You can see exactly which properties are included in your portfolio through your online dashboard, such as a 54-unit apartment complex in Salt Lake City, Utah, or a 30-unit beachfront property in Stuart, Florida. And you don’t have to experience the headaches that come with being a landlord – DiversyFund does all the heavy lifting for you.

The real estate sector has historically been very stable compared to the stock market. In the long term, investing in the stock market will provide you with an average annual return of 7%, adjusted for inflation, according to various studies. DiversyFund cannot guarantee future returns on your investments, no one can, but historically, real estate has outperformed the stock market for the past 30 years.

Therefore, you don’t need a fortune to invest in real estate. All you need to get started is $ 500. Register here to start investing today.

5. Own property: any property

A massive key to generational wealth revolves around the transfer of ownership. You may be envisioning mansions or large estates that only millionaires could leave for their children in their will.

But imagine how much easier your life would be right now if you didn’t have to pay rent for an apartment or if you had free land to build a small house. That would be great, right? Sure, a Manhattan penthouse would be more impressive, but anything that can remove a stressor from someone’s life is worth it.

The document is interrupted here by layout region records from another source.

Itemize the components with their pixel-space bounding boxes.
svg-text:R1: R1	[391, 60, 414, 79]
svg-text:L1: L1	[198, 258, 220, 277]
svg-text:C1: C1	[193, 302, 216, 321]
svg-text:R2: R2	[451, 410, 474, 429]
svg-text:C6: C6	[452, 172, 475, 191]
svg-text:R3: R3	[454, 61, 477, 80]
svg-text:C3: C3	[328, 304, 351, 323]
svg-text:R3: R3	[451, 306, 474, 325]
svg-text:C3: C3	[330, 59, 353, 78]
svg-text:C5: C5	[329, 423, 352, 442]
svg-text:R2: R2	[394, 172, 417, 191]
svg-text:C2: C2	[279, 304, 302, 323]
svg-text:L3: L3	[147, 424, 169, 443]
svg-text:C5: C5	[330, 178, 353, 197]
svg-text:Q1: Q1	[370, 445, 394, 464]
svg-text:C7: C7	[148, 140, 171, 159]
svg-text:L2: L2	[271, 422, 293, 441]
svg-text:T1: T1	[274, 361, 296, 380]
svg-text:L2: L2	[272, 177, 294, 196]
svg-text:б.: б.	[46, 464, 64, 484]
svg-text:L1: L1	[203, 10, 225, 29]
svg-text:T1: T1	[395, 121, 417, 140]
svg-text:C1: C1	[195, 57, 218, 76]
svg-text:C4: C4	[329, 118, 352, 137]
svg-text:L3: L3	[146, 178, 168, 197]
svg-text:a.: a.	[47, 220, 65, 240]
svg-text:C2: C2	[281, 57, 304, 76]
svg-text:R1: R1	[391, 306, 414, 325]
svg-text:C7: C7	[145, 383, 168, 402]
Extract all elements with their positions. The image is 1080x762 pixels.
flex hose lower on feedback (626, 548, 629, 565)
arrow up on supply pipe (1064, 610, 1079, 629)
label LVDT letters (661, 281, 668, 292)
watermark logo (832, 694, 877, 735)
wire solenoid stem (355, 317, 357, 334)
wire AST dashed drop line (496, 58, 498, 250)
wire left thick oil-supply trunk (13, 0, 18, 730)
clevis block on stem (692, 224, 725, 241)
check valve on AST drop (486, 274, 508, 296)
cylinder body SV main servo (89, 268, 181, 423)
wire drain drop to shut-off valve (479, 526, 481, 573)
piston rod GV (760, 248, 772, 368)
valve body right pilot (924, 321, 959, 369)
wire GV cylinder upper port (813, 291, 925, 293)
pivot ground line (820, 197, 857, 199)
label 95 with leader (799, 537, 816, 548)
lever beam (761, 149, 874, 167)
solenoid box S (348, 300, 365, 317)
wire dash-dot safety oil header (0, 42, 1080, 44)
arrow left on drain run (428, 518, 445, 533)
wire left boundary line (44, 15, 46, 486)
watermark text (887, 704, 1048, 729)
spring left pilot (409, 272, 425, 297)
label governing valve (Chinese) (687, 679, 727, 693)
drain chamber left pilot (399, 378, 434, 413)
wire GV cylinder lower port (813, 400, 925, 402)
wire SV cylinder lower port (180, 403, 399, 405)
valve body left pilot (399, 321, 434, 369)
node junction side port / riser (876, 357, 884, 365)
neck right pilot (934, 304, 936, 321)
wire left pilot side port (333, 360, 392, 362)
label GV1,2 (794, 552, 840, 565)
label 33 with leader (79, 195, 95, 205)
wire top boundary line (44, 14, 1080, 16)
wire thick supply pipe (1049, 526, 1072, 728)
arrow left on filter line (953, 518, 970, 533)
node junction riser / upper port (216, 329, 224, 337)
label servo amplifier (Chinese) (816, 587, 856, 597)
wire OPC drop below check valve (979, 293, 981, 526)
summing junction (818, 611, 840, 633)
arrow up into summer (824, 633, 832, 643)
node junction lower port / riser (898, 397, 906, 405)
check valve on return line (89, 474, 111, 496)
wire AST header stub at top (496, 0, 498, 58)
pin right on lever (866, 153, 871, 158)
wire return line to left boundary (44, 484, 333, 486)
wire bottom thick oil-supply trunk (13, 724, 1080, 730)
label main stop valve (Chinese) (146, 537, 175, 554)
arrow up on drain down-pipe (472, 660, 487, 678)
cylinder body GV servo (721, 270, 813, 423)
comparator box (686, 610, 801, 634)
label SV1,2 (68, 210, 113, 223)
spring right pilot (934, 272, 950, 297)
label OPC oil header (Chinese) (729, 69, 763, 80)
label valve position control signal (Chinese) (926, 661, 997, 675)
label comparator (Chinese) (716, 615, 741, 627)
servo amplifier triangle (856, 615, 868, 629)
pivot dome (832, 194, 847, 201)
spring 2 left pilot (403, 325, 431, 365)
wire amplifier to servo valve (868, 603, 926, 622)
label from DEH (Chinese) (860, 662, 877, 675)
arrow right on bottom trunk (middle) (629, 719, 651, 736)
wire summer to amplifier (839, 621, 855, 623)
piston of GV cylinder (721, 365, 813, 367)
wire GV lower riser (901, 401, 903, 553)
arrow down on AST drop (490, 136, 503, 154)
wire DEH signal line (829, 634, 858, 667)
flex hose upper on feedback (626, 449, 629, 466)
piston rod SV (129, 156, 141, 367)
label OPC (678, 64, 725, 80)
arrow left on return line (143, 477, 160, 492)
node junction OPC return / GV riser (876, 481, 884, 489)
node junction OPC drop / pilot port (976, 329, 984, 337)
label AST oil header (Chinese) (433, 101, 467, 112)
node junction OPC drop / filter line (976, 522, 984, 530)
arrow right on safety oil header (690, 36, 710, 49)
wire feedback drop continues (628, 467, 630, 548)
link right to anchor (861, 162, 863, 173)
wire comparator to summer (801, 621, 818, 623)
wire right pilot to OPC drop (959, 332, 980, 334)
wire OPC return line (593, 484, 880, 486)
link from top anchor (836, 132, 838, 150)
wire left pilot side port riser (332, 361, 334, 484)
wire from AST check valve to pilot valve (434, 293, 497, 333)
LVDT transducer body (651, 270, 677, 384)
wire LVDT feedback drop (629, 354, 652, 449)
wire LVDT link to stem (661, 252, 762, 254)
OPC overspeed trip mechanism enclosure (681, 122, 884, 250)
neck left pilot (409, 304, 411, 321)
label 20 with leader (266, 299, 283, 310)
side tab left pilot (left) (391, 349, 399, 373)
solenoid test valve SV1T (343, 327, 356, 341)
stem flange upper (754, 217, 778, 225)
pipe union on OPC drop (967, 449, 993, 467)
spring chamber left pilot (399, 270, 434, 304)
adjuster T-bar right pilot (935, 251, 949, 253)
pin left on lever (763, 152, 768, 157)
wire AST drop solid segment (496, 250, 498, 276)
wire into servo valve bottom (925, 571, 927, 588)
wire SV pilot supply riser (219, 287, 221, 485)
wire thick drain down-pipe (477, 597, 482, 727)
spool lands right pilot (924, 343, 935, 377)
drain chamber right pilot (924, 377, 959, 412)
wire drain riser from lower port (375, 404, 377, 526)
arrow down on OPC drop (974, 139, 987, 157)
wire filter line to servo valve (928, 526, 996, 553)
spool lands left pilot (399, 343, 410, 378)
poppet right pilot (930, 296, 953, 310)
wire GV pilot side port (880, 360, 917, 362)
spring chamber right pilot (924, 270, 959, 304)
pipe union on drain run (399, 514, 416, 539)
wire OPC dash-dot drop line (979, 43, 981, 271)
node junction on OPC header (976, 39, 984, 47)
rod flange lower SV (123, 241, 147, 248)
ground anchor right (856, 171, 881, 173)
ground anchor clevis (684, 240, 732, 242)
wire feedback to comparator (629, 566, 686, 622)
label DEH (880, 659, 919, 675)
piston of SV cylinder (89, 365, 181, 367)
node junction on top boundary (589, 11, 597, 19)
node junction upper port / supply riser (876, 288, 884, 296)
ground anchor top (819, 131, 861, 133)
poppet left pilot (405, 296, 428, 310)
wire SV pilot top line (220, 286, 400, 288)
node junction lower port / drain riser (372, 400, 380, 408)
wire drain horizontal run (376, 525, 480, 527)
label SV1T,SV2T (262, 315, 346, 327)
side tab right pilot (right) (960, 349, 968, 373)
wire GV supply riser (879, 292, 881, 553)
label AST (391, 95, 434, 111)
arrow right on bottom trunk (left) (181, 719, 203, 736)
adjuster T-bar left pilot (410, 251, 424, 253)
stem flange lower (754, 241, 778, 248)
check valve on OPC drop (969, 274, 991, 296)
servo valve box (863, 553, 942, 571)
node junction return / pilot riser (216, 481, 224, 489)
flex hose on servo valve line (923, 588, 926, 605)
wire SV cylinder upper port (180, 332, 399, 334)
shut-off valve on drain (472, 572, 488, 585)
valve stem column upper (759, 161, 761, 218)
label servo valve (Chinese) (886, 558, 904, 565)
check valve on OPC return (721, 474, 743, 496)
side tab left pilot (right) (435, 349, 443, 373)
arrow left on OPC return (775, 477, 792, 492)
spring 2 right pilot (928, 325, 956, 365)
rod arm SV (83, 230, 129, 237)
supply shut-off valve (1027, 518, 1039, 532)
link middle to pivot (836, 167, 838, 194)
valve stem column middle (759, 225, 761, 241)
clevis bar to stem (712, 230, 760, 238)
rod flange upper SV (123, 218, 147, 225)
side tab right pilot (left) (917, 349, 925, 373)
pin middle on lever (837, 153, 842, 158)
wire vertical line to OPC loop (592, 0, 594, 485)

There are many ways to make 99% home ownership possible. First-time home buyers are eligible for lower rates and smaller down payments. Veterans may not need to deposit money at all. Talk to a mortgage lender and see what opportunities are available to you.

So set a home ownership goal. Any type of property! It is an incredible and achievable way to create generational wealth.

6. Stop wasting your money on credit card debt

If you are in debt, all this hard work of creating generational wealth could be for naught. You don’t want to leave a problem like that on your loved ones; Debt doesn’t go away just because you did.

For many of us, credit card debt is the biggest offender. And your credit card company is more than happy to keep charging those crazy interest rates until your family pays off your debt. But a website called AmOne wants to help.

If you owe your credit card companies $ 50,000 or less, AmOne will match you with a low-interest loan that you can use to pay off each of your balances.

The benefit? You will have an invoice left to pay each month. And because personal loans have lower interest rates (AmOne rates start at 3.49% APR), you will get out of debt. what Too much faster. Also: no credit card payment this month

AmOne keeps your information confidential and secure, which is why, after 20 years in business, it still has an A + rating from the Better Business Bureau.

It takes two minutes to see if you qualify for up to $ 50,000 online. You need to give AmOne a real phone number to qualify, but don’t worry, they won’t spam you with phone calls.

Kari Faber is a staff writer for The Penny Hoarder. She hopes to prepare her son for a rich life with the choices she makes now.

* For securities with a price greater than $ 1,000, the purchase of fractional shares starts at $ 0.05.

** You will also pay the standard fees and expenses reflected in the price of the ETFs in your account, plus the fees for various ancillary services charged by Stash and the custodian.

The Penny Hoarder is a paid affiliate / partner of Stash. Investment advisory services offered by Stash Investments LLC, an SEC-registered investment advisor. This material has been distributed for informational and educational purposes only, and is not intended to be investment, legal, accounting, or tax advice. Investing involves risk.